Наряду со всеми он таскал тяжести.
— Это здешний? — спросил я.
— Нет, это бухгалтер из губздрава.
Я подошел к старичку:
— Что, отец, видно, косточки поразмять захотелось?
Старичок как будто обиделся и заморгал своими добрыми прозрачными глазками:
— Да что мне их мять-то: не больно уж я стар. Я поработать пришел так, из-за совести. Все бумажки да бумажки пишем, а кругом ни хлеба, ни воды, дожили до таты. И при старом строе я писал, и отец мой в казенной палате писал. Так что эта бумага опостылела мне. Захотелось приложить руку к настоящему делу, к тяжелому предмету. Да и весело: все молодые ребята и девицы…
— Ишь ты, старый, где девки, туды и он норовит, — пошутил кто-то из работающих.
Кругом хохотали.
— А ну, старина, полно лясы точить, держи вот эту рельсу, — крикнул кто-то.
— Я те дам «старина», сам-то ты старина, — рассердился старичок.
— Замухрышка такой, а бедовый, все за молодыми хочет угнаться, — говорили вокруг.
А мне понравилось, что он работает «из-за совести». Есть на Руси такие люди. Живут себе тихо, незаметно. Никто о них и не подозревает. И вот наступает день, час, мгновение, может быть, когда в этих людях просыпается большая совесть. Она двинет человека и поведет за собой.
С этого завода поехали на другой. Там я увидел Машу. Совсем худая, измученная, в деревянных сандалиях на босую ногу и с каким-то блином на голове вместо кепки. Работала с таким же священным трепетом, с каким первые христиане выходили на арену цирка к зверям.
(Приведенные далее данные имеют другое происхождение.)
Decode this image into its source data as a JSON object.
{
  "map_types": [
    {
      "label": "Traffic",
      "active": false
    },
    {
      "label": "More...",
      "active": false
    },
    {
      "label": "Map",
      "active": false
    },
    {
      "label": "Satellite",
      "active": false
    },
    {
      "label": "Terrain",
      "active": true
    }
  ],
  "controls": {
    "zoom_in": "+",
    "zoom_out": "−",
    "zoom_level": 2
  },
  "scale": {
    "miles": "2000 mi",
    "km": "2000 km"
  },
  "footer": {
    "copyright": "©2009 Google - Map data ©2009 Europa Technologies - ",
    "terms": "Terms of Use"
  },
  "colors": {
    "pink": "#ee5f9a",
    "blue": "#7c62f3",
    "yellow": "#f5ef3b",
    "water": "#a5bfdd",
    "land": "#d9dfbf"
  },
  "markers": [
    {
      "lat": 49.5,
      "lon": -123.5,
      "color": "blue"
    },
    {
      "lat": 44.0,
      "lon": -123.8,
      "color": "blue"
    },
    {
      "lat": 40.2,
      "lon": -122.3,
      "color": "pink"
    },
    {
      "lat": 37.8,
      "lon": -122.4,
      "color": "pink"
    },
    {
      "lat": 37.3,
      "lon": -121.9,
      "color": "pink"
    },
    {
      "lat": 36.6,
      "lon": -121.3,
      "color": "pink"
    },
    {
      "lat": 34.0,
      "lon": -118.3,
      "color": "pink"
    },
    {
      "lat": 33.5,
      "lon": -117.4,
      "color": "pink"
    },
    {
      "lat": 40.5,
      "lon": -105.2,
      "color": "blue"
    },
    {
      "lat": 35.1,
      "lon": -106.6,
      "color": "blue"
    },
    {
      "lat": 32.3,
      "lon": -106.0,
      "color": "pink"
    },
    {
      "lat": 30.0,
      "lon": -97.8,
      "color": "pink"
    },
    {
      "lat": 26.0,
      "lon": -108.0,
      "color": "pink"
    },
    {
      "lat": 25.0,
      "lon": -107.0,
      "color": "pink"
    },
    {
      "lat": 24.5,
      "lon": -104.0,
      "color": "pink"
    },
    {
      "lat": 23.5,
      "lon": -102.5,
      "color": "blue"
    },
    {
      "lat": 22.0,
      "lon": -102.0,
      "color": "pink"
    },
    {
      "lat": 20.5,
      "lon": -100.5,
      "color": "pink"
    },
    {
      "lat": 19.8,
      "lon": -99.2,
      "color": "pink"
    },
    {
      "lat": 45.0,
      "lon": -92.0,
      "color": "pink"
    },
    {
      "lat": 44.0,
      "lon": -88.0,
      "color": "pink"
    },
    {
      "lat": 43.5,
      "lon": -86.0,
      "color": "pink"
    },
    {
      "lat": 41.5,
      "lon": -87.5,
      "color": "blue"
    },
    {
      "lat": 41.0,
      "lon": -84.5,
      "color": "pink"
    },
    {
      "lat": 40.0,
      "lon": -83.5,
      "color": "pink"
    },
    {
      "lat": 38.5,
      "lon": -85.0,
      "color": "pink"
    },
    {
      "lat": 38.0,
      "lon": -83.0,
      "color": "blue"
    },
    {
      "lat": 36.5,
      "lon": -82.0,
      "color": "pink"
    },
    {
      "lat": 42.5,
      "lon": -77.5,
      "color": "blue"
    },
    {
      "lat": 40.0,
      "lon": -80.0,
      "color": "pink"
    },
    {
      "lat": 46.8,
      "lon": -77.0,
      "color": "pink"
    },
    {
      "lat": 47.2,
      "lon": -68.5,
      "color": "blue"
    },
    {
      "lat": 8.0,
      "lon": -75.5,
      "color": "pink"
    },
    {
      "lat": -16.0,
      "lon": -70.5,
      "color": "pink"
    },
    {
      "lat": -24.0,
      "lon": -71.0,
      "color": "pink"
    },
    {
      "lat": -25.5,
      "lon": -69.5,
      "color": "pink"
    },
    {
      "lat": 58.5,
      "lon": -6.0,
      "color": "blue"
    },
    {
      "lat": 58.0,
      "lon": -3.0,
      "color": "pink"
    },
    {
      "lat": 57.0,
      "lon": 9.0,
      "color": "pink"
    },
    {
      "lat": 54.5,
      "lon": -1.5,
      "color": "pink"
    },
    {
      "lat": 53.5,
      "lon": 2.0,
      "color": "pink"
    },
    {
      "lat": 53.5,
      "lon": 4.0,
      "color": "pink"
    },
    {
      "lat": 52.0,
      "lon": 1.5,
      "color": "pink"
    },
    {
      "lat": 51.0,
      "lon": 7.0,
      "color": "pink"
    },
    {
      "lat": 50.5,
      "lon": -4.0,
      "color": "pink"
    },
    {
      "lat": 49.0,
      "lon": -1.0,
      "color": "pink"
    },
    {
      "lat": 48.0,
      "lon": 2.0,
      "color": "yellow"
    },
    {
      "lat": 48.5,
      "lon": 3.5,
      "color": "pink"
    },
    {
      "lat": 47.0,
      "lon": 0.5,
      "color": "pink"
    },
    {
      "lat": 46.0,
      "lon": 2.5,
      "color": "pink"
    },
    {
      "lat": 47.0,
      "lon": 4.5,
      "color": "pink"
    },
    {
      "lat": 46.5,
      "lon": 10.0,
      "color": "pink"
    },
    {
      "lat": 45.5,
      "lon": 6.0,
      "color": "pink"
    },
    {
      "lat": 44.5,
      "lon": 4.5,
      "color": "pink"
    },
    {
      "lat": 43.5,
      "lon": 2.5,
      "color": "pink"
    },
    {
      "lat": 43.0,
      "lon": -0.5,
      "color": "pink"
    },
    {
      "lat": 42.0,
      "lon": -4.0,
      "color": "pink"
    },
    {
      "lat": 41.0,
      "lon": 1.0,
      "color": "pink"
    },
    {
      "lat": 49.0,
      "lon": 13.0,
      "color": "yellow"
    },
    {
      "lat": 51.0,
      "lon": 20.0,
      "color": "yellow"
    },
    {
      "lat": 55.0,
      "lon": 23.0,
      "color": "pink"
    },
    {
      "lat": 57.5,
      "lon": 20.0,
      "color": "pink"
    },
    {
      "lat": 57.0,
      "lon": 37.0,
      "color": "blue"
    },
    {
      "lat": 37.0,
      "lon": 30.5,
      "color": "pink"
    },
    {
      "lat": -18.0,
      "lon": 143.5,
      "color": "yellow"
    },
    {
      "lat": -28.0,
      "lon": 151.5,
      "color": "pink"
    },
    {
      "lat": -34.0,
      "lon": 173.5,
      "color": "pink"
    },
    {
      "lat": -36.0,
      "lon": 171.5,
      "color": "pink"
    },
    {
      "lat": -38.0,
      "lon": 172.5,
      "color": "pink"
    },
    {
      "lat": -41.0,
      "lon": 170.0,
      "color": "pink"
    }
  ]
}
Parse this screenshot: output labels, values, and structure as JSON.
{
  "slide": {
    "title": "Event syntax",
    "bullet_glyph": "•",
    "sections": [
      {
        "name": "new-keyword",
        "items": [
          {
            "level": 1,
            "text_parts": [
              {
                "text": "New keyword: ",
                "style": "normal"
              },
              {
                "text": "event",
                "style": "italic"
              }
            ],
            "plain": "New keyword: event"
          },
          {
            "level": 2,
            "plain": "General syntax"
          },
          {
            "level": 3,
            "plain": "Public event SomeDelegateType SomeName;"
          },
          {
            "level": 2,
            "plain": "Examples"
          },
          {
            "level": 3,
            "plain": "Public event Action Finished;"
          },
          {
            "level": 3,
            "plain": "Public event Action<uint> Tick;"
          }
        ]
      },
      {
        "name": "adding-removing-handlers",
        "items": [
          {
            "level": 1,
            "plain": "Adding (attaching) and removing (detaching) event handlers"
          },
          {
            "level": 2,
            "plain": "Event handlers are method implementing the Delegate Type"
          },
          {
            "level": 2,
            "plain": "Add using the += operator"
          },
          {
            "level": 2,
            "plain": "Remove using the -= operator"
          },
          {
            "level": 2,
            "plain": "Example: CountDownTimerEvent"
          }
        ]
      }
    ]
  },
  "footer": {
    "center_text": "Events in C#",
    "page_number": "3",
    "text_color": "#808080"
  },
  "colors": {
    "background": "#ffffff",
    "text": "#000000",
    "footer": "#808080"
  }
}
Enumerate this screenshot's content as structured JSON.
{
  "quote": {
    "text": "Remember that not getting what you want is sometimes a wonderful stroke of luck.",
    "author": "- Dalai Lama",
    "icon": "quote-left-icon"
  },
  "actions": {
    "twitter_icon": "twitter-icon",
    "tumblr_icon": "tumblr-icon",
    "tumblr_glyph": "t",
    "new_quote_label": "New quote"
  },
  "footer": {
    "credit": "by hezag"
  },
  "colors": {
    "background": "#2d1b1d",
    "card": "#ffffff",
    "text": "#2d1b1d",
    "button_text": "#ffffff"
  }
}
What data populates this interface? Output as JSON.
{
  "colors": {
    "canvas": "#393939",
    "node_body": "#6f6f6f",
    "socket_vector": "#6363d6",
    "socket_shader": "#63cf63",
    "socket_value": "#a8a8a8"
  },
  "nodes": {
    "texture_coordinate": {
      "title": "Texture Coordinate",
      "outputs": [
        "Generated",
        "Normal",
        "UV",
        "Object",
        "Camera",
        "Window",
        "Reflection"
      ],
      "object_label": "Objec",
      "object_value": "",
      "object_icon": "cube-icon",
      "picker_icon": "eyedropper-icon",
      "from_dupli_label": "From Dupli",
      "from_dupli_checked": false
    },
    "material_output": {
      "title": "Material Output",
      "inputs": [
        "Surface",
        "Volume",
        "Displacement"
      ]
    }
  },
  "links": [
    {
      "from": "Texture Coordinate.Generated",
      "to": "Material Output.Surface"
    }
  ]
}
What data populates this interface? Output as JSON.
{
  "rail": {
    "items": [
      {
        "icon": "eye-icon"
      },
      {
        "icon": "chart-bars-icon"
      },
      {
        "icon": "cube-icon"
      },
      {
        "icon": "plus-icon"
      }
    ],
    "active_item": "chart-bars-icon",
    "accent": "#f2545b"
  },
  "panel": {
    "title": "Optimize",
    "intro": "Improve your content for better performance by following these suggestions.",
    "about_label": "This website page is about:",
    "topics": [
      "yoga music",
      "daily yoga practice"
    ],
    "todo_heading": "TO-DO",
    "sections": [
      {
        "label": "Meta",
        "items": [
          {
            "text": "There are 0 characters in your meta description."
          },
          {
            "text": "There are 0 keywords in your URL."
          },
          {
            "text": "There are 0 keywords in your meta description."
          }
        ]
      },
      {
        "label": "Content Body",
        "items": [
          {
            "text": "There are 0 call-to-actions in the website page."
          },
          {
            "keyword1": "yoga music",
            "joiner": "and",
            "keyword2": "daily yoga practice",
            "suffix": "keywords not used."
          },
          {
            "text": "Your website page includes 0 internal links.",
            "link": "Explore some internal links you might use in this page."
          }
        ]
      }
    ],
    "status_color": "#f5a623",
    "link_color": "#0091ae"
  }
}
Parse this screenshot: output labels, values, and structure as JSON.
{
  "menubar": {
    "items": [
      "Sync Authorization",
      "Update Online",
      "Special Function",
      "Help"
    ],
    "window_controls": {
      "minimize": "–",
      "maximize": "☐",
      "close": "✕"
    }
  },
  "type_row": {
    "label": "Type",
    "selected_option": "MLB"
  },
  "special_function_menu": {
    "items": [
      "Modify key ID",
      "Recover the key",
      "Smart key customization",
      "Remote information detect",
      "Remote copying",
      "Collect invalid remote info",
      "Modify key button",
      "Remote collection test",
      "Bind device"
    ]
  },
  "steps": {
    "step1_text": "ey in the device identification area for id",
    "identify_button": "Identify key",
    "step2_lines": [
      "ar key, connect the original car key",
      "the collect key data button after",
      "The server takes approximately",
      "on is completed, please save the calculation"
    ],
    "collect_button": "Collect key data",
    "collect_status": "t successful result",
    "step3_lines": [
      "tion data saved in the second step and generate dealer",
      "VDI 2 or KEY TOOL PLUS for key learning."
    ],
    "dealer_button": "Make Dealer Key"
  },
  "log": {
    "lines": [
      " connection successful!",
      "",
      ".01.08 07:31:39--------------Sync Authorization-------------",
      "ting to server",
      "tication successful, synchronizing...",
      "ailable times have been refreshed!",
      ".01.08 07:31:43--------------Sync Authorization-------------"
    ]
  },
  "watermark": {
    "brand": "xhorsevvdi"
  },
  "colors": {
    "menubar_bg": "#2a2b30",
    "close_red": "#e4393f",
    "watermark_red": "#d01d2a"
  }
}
— И вы здесь? Когда же пожаловали сюда? — спросил я ее.
— Обычным порядком.
— Так что ж вы ко мне не зашли?
— Да так как-то, — и покраснела слегка.
Тут вспомнил я, как Деревцов мне рассказывал про Марусю, что живет она в нечеловеческих условиях, всякую помощь, даже мысль о ней презирает. Зато и Пирского возненавидела. Возненавидела и уехала от него на восьмом месяце беременности.
— Как живете? — спросил я, чтобы начать разговор.